For over two decades, we have been a trusted partner to the life science industry in supporting several important drug development programs. We are offering a broad range of strategic services covering entire product life cycle. We focus on partnership with our clients and ensuring the highest scientific quality and compliance in everything we do. We will support you across the cumbersome and challenging path of drug development, especially if you are a smaller emerging biotech company. Our experts know the structure of the big and colorful drug development puzzle, can help you putting together the complete picture or find out and solve the key missing pieces that prevented your program progress at the desired speed and within the planned budget.
Our consultancy team is composed of seasoned professionals coming from various fields. We approach every development program very seriously lining up a multidisciplinary team comprising Medical Experts, Translational Scientists, Regulatory Specialists covering all three aspects CMC, Toxicology, and Clinical, Clinical Pharmacologists, Biostatistician, Biomarker Expert, Clinical Trial Specialist, QA Expert. We create drug development plans in compliance with the most rigorous regulations to deliver the best results for our clients. Feel free to approach us irrespective if you need full, E2E, or just services as per need, or services by specialty areas in drug development.
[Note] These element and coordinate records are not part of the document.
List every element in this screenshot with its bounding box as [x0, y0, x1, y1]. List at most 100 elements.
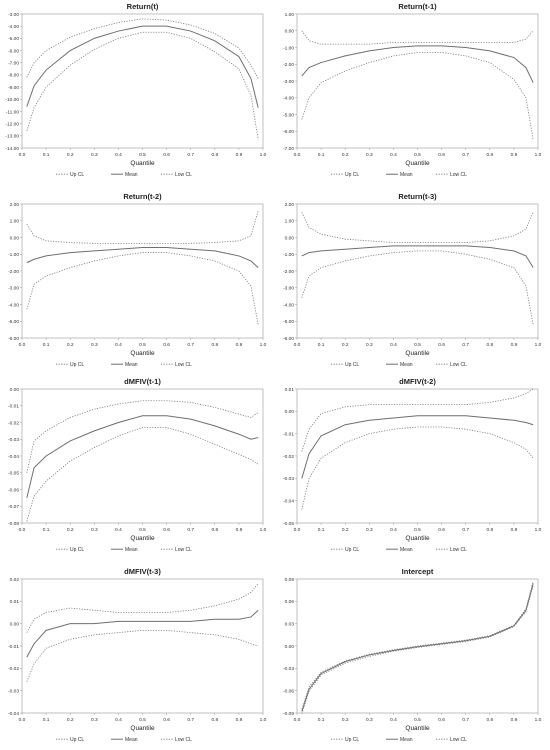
x-tick-label: 0.8	[486, 342, 493, 348]
legend-label: Low CL	[175, 172, 192, 178]
x-tick-label: 0.4	[115, 342, 122, 348]
y-tick-label: -5.00	[283, 112, 294, 118]
series-line-up-cl	[26, 400, 259, 473]
legend-label: Mean	[400, 362, 413, 368]
x-tick-label: 0.6	[438, 152, 445, 158]
x-tick-label: 0.5	[414, 527, 421, 533]
x-tick-label: 0.8	[486, 527, 493, 533]
x-tick-label: 0.6	[163, 342, 170, 348]
x-axis-label: Quantile	[405, 535, 430, 542]
series-line-mean	[26, 415, 259, 498]
series-line-mean	[301, 245, 534, 268]
x-tick-label: 0.2	[342, 717, 349, 723]
x-tick-label: 0.7	[462, 527, 469, 533]
x-tick-label: 0.4	[390, 527, 397, 533]
x-tick-label: 0.7	[462, 342, 469, 348]
chart-title: Intercept	[402, 567, 434, 576]
y-tick-label: -3.00	[8, 12, 19, 18]
y-tick-label: -0.05	[283, 521, 294, 527]
x-tick-label: 0.5	[139, 342, 146, 348]
x-axis-label: Quantile	[130, 160, 155, 167]
y-tick-label: -0.07	[8, 504, 19, 510]
y-tick-label: 0.03	[285, 621, 295, 627]
legend-label: Low CL	[175, 547, 192, 553]
x-tick-label: 0.6	[438, 527, 445, 533]
y-tick-label: 0.09	[285, 577, 295, 583]
series-line-up-cl	[26, 18, 259, 79]
x-tick-label: 0.5	[139, 717, 146, 723]
x-tick-label: 0.0	[19, 342, 26, 348]
x-tick-label: 0.6	[163, 717, 170, 723]
chart-title: Return(t-3)	[398, 192, 437, 201]
y-tick-label: 0.02	[10, 577, 20, 583]
x-tick-label: 0.7	[187, 152, 194, 158]
y-tick-label: -0.06	[8, 487, 19, 493]
x-tick-label: 0.2	[67, 527, 74, 533]
legend-label: Up CL	[70, 547, 84, 553]
legend-label: Low CL	[450, 737, 467, 743]
chart-title: Return(t-1)	[398, 2, 437, 11]
legend-label: Mean	[400, 172, 413, 178]
legend-label: Up CL	[70, 362, 84, 368]
x-tick-label: 0.2	[67, 717, 74, 723]
y-tick-label: -11.00	[6, 109, 20, 115]
chart-panel-5: dMFIV(t-1) 0.00 -0.01 -0.02 -0.03 -0.04 -0.05 -…	[8, 377, 267, 553]
y-tick-label: 0.01	[285, 387, 295, 393]
x-tick-label: 0.0	[19, 152, 26, 158]
y-tick-label: -0.04	[8, 711, 19, 717]
chart-title: Return(t-2)	[123, 192, 162, 201]
y-tick-label: -0.03	[8, 437, 19, 443]
y-tick-label: 0.00	[285, 235, 295, 241]
series-line-low-cl	[301, 250, 534, 325]
y-tick-label: -7.00	[8, 61, 19, 67]
x-axis-label: Quantile	[405, 160, 430, 167]
y-tick-label: 0.01	[10, 599, 20, 605]
legend-label: Mean	[125, 172, 138, 178]
x-tick-label: 0.1	[43, 527, 50, 533]
y-tick-label: -4.00	[283, 96, 294, 102]
chart-title: Return(t)	[127, 2, 159, 11]
x-tick-label: 0.9	[511, 527, 518, 533]
x-tick-label: 0.1	[318, 717, 325, 723]
legend-label: Up CL	[70, 172, 84, 178]
x-tick-label: 0.0	[294, 717, 301, 723]
x-tick-label: 0.4	[390, 717, 397, 723]
legend-label: Mean	[400, 737, 413, 743]
series-line-low-cl	[301, 52, 534, 140]
y-tick-label: -10.00	[5, 97, 19, 103]
legend-label: Low CL	[175, 362, 192, 368]
y-tick-label: -2.00	[283, 62, 294, 68]
x-tick-label: 0.1	[318, 527, 325, 533]
y-tick-label: 0.00	[10, 387, 20, 393]
y-tick-label: -0.04	[8, 454, 19, 460]
x-tick-label: 0.6	[163, 152, 170, 158]
series-line-up-cl	[301, 388, 534, 452]
y-tick-label: -4.00	[8, 24, 19, 30]
chart-panel-4: Return(t-3) 2.00 1.00 0.00 -1.00 -2.00 -3.00 -4…	[283, 192, 542, 368]
series-line-low-cl	[26, 629, 259, 682]
y-tick-label: -5.00	[8, 36, 19, 42]
legend-label: Mean	[125, 547, 138, 553]
x-tick-label: 0.1	[43, 717, 50, 723]
x-tick-label: 0.3	[366, 717, 373, 723]
x-tick-label: 0.7	[187, 527, 194, 533]
y-tick-label: -4.00	[8, 302, 19, 308]
x-tick-label: 1.0	[535, 342, 542, 348]
y-tick-label: 0.00	[10, 235, 20, 241]
chart-title: dMFIV(t-3)	[124, 567, 161, 576]
legend-label: Up CL	[345, 547, 359, 553]
y-tick-label: -5.00	[283, 319, 294, 325]
y-tick-label: -0.08	[8, 521, 19, 527]
y-tick-label: 2.00	[285, 202, 295, 208]
x-tick-label: 0.9	[236, 152, 243, 158]
y-tick-label: -0.09	[283, 711, 294, 717]
plot-area	[21, 203, 264, 339]
y-tick-label: 0.00	[285, 29, 295, 35]
y-tick-label: -3.00	[8, 286, 19, 292]
legend-label: Low CL	[450, 547, 467, 553]
y-tick-label: -6.00	[283, 336, 294, 342]
y-tick-label: -13.00	[5, 134, 19, 140]
y-tick-label: -6.00	[283, 129, 294, 135]
x-tick-label: 0.4	[390, 342, 397, 348]
series-line-up-cl	[301, 581, 534, 710]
Our multidisciplinary team is available to assist you from the beginning of the product life cycle i.e., from discovery & formulation to the CMC development and the nonclinical toxicology. We provide unparalleled expertise to emerging pharmaceutical and biotech innovators seeking product approvals in major global markets.
Our primary focus is a partnership with our clients and the delivery of the highest scientific quality, without ever losing sight of the big picture and budgetary conditions.
Our dedicated preclinical team is available for consulting, strategic planning, due diligence, regulatory support, technical writing, document compilation, gap analysis in all aspects of preclinical development.
The clinical phase is the most complex, expensive, and lengthiest period of a medicinal product’s development. In addition, this phase bears the highest risks for the product’s survival. Often, study results are inconclusive, making it tough to decide how to progress forward or stop the entire development program. Sometimes companies advance their programs into more costly next steps based on inconclusive data and consequently incur significant financial losses.
About 70% of the products in phase 1 will move to the next stage, and about 33% will move on to the phase 3 portion (often an extremely costly and protracted phase). Finally, 25 to 30% of these candidate medicinal products will be subject to regulatory submission. Several drug candidates will finally fell at this stage.
We cannot guarantee that your product will succeed. However, we can provide competent advice to mitigate the risks of the inconclusiveness of your study results, contributing with this to investment optimization and timeline improvements. We’ll help you focus right from the beginning on those factors that are critical to ensuring a conclusive outcome of your studies.